Robin Lee, the former CFO of the World Gold Council and currently the founder and CEO of HelloGold Sdn, Bhd., sees vast potential in melding of the blockchain with traditional gold trading, particularly as a hedge against financial shocks and economic turbulence that have characterised the last decade.
In an email exchange with DEALSTREETASIA, Lee says he has seen how such turbulence can have a devastating impact.
“I worked for the Securities Commission in Malaysia during the Asian financial crisis and I saw at first-hand how “bad things can happen to good people” for no fault of their own. In the case of the 1997 crisis, the man in the street saw domestic currencies hit by extreme devaluation – in the case of both the Thai baht and the Malaysian ringgit, this was in excess of 50%; in Indonesia, the rupiah went from 2,600 to the dollar to over 14,000 to the dollar,” he said.
“The inequitable impact of these events on the people who were least able to fend themselves and their families left a lasting impression in my mind.”
Lee credits his stint at the World Gold Council as having helped him realise the potential of gold and how it can help consumers deal with some fundamental challenges inherent in emerging markets.
“There’s an over-reliance on cash savings where more than 42% of household savings is held in cash, with returns that are significantly below inflation rates. In contrast, the return on gold, in the long run, tends to be in line with inflation,” he said.
Remittance & growth plans
Remittances are an area that Lee plans to expand into. He says, “The cost of traditional remittance is estimated at 5-10% (assuming minimum transaction of US$200 with an average settlement cycle of between two and five days). In contrast, HelloGold plans to enable its customers to gift gold instantly at no cost to their friends and family.”
Lee expresses concern that “the next few years will likely see another global crisis that may well dwarf the great financial crisis of 2008” but is confident that HelloGold customers are cushioned by the value preservation offered by gold.
HelloGold has short-term plans to enter Indonesia, the Philippines, Thailand and China.
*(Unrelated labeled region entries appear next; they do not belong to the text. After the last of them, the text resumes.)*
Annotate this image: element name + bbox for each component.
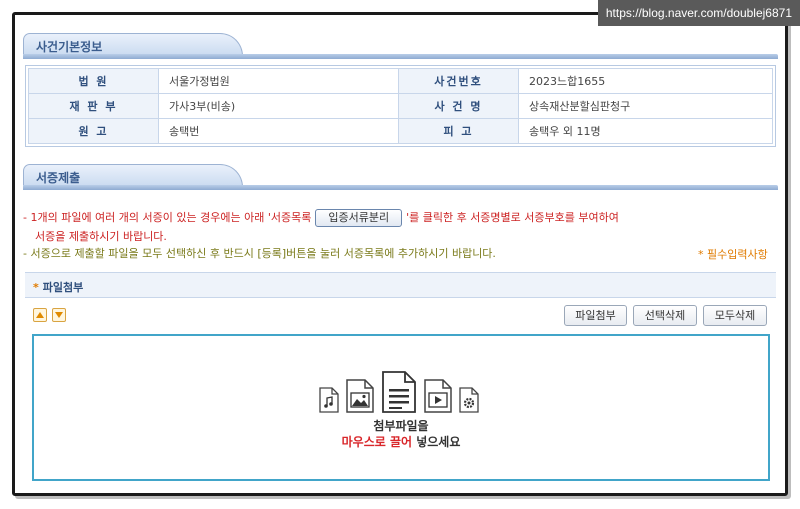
defendant-label: 피 고 bbox=[398, 118, 519, 144]
music-file-icon bbox=[319, 387, 339, 413]
plaintiff-label: 원 고 bbox=[28, 118, 159, 144]
settings-file-icon bbox=[459, 387, 479, 413]
main-frame: 사건기본정보 법 원 서울가정법원 사건번호 2023느합1655 재 판 부 … bbox=[12, 12, 788, 496]
file-type-icons bbox=[319, 369, 489, 413]
notice-split-line2: 서증을 제출하시기 바랍니다. bbox=[35, 230, 167, 243]
evidence-divider bbox=[23, 185, 778, 190]
delete-all-button[interactable]: 모두삭제 bbox=[703, 305, 767, 326]
case-info-tab: 사건기본정보 bbox=[23, 33, 243, 56]
plaintiff-value: 송택번 bbox=[158, 118, 399, 144]
case-info-divider bbox=[23, 54, 778, 59]
arrow-down-icon bbox=[55, 312, 63, 318]
watermark: https://blog.naver.com/doublej6871 bbox=[597, 0, 800, 26]
attach-header: * 파일첨부 bbox=[25, 272, 776, 298]
move-down-button[interactable] bbox=[52, 308, 66, 322]
drop-highlight-text: 마우스로 끌어 bbox=[341, 435, 413, 449]
drop-instruction-line1: 첨부파일을 bbox=[373, 419, 429, 433]
video-file-icon bbox=[424, 379, 452, 413]
case-name-value: 상속재산분할심판청구 bbox=[518, 93, 773, 119]
notice-split: - 1개의 파일에 여러 개의 서증이 있는 경우에는 아래 '서증목록 입증서류… bbox=[23, 209, 619, 227]
division-label: 재 판 부 bbox=[28, 93, 159, 119]
table-row: 원 고 송택번 피 고 송택우 외 11명 bbox=[28, 118, 773, 144]
notice-register: - 서증으로 제출할 파일을 모두 선택하신 후 반드시 [등록]버튼을 눌러 … bbox=[23, 247, 496, 260]
case-number-value: 2023느합1655 bbox=[518, 68, 773, 94]
move-up-button[interactable] bbox=[33, 308, 47, 322]
evidence-tab: 서증제출 bbox=[23, 164, 243, 187]
case-name-label: 사 건 명 bbox=[398, 93, 519, 119]
evidence-title: 서증제출 bbox=[36, 171, 81, 185]
case-number-label: 사건번호 bbox=[398, 68, 519, 94]
attach-label-wrap: * 파일첨부 bbox=[33, 281, 84, 294]
attach-file-button[interactable]: 파일첨부 bbox=[564, 305, 627, 326]
file-dropzone[interactable]: 첨부파일을 마우스로 끌어 넣으세요 bbox=[32, 334, 770, 481]
notice-split-text-2: '를 클릭한 후 서증명별로 서증부호를 부여하여 bbox=[406, 211, 619, 224]
attach-label: 파일첨부 bbox=[42, 281, 84, 294]
required-note: * 필수입력사항 bbox=[698, 248, 768, 261]
division-value: 가사3부(비송) bbox=[158, 93, 399, 119]
table-row: 법 원 서울가정법원 사건번호 2023느합1655 bbox=[28, 68, 773, 94]
defendant-value: 송택우 외 11명 bbox=[518, 118, 773, 144]
table-row: 재 판 부 가사3부(비송) 사 건 명 상속재산분할심판청구 bbox=[28, 93, 773, 119]
delete-selected-button[interactable]: 선택삭제 bbox=[633, 305, 697, 326]
court-label: 법 원 bbox=[28, 68, 159, 94]
drop-instruction-line2: 마우스로 끌어 넣으세요 bbox=[34, 433, 768, 450]
split-evidence-button[interactable]: 입증서류분리 bbox=[315, 209, 403, 227]
case-info-title: 사건기본정보 bbox=[36, 40, 103, 54]
case-info-table: 법 원 서울가정법원 사건번호 2023느합1655 재 판 부 가사3부(비송… bbox=[25, 65, 776, 147]
arrow-up-icon bbox=[36, 312, 44, 318]
image-file-icon bbox=[346, 379, 374, 413]
document-file-icon bbox=[382, 371, 416, 413]
drop-rest-text: 넣으세요 bbox=[412, 435, 461, 449]
court-value: 서울가정법원 bbox=[158, 68, 399, 94]
notice-split-text-1: - 1개의 파일에 여러 개의 서증이 있는 경우에는 아래 '서증목록 bbox=[23, 211, 312, 224]
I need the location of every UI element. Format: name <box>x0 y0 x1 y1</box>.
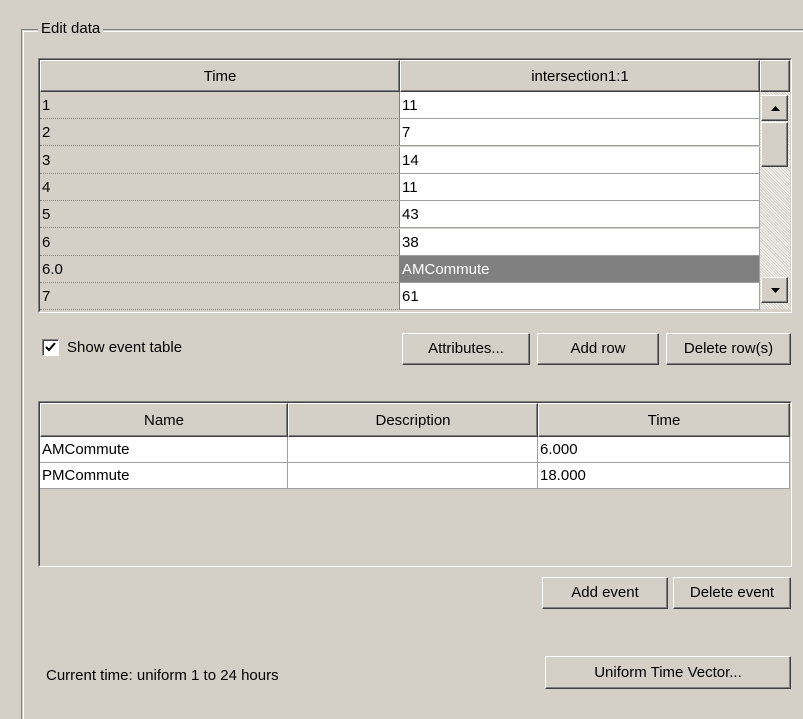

Lee says the firm is also in exploratory discussions with potential partners to introduce HelloGold into the Middle East and India. There are medium-term plans to cater to the entire ASEAN region.
To date, HelloGold has raised $1 million in funding from friends, family and high net worth investors located in Southeast Asia and is “planning to secure more funding to fuel (its) growth plans”.
The venture has ambitious plans to expand both its product and asset class portfolios so that its appeal is widened “beyond the mass market and into the mass affluent”, with discussions ongoing with a wealth manager to manufacture physical gold products that generate tangible yields for customers.
With the potential to emerge as something comparable to the Singapore Diamond Exchange, the HelloGold platform has reportedly been built with the flexibility to become an exchange.
Cryptocurrencies & exit strategy
HelloGold is currently building a contract based on Ethereum to ensure that it has an indelible record of customer transactions, with plans to commence the migration of customer data before the end of Q2 2017.
On competition from cryptocurrencies, Lee says, “It will take a considerable amount of time before any cryptocurrency enters the mainstream where the man in the street has the same level of understanding and comfort about it as he does with gold. We are planning to develop a HelloGold gold-backed token that provides early adopters of cryptocurrency with the best of both asset classes.”
In the medium term, HelloGold intends to develop more products that cater to the ‘bottom of the pyramid’, to small and micro business, and different real assets. White labelling (i.e. licensing) its software product is also a possibility; Lee claims to have received preliminary enquiries from the Middle East.
For its exit strategy, Lee explained: “The HelloGold team is committed to delivering its five-year financial plan and to build a profitable footprint across the region that supports the financial goals of our customers. When we achieve our targets, we will have created a significant business which will be highly attractive to any number of parties – for instance, financial companies in China that are looking to extend their reach outside China through our platform.”